Payal Kadakia reinvented exercise when she introduced ClassPass to the fitness market in 2011. She tapped into a desire for something that traditional gym subscriptions could never offer: variety. Enabling users to attend different classes at different studios all over the city for a monthly fee. A model not dissimilar to that of AirBnB. So while the sports and travel sectors have been accounted for, surely it’s about time the workplace was given the same treatment?

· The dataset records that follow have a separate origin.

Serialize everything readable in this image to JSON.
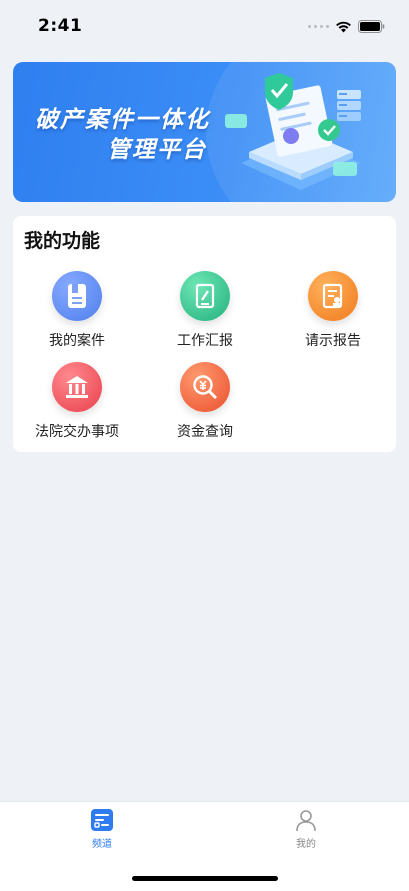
{
  "status_bar": {
    "time": "2:41"
  },
  "banner": {
    "line1": "破产案件一体化",
    "line2": "管理平台"
  },
  "functions": {
    "title": "我的功能",
    "items": [
      {
        "label": "我的案件",
        "icon": "case-file-icon",
        "color": "#5b86f0"
      },
      {
        "label": "工作汇报",
        "icon": "report-pen-icon",
        "color": "#2fc68e"
      },
      {
        "label": "请示报告",
        "icon": "request-stamp-icon",
        "color": "#f58a2a"
      },
      {
        "label": "法院交办事项",
        "icon": "court-building-icon",
        "color": "#f0515a"
      },
      {
        "label": "资金查询",
        "icon": "yuan-search-icon",
        "color": "#f0643c"
      }
    ]
  },
  "tabs": [
    {
      "label": "频道",
      "icon": "channel-icon",
      "active": true,
      "color": "#2e7cf0"
    },
    {
      "label": "我的",
      "icon": "profile-icon",
      "active": false,
      "color": "#888888"
    }
  ]
}
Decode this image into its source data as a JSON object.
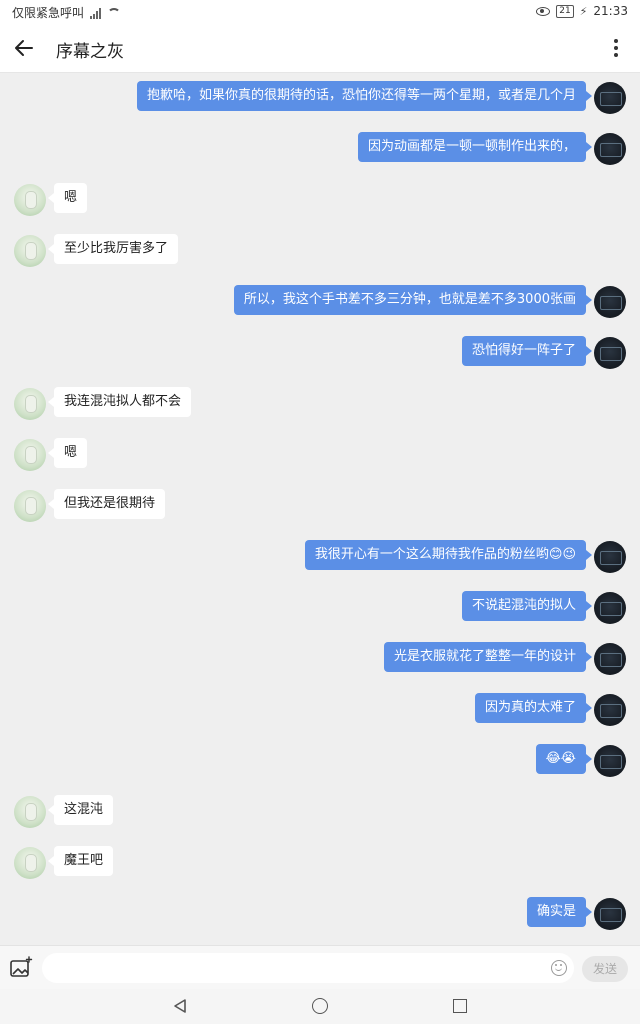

While ClassPass offers an alternative to disenfranchised exercisers, at Oasis, we aim to create a solution for two shifts we’re seeing rapidly develop in front of us: for employees and for those with under utilised venues. Because turning any real estate into office space brings a new revenue stream to the proprietors — many of whom are severely struggling and even facing closure. But to call them office spaces doesn’t do them justice. Many of us have spent the last three months working from home and while far from ideal, it’s given people a chance to reassess what it is they actually need in an office space. And that’s different for almost everyone. How can we expect everybody to achieve the same levels of creative and professional efficiency in one space that’s been designed for the masses, not the individual’s needs? Perhaps some of us crave views of the green outdoors to stoke our imagination; or others need a bustling workspace they can feed off of; while some prefer a day of back-to-back meetings before retiring to solitude for the rest of the week. Why are people not already being offered all of the above?

For us at Oasis, we ardently believe every space can be a work space. It’s time to move away from the current binary choice that’s on offer and instead enable a flexible scheme where people and teams can meet and work together: it’s an entirely new ecology of work.

We’re not reinventing the office, we’re bringing a whole new perspective to it. Real estate is not our core offering, we want to unlock productivity and employee satisfaction while at the same time dual-purposing existing underused spaces. We want to help open the door to a whole new set of locations outside the office, your home, or any co-working space.

The tourist industry’s been hard hit with travel restrictions that have been put into place due to Covid-19, so what’s become of all those hospitality venues that have since been forced to close? What about the hotels that once accommodated holiday goers, with huge, open lobbies?

The cafes that remain entirely empty? There are people living locally, now working from home instead of commuting into the city while these spaces stand unoccupied. It seems there are two problems here, and one clear solution.

Working from home has been demystified as the primary alternative to a traditional office space. We need to adopt a ‘work from anywhere’ approach, where any space can be dual-purposed into work space. Hyper-local spaces in particular allow people to experience true community on a level beyond that of contrived coworking events. Instead of burning hours of their day commuting into city centres, employees could have the option of utilising underused spaces in their immediate locality. Treat your employees like the individuals they are and they shall flourish. Because if they don’t find it with you, they’ll go find it elsewhere.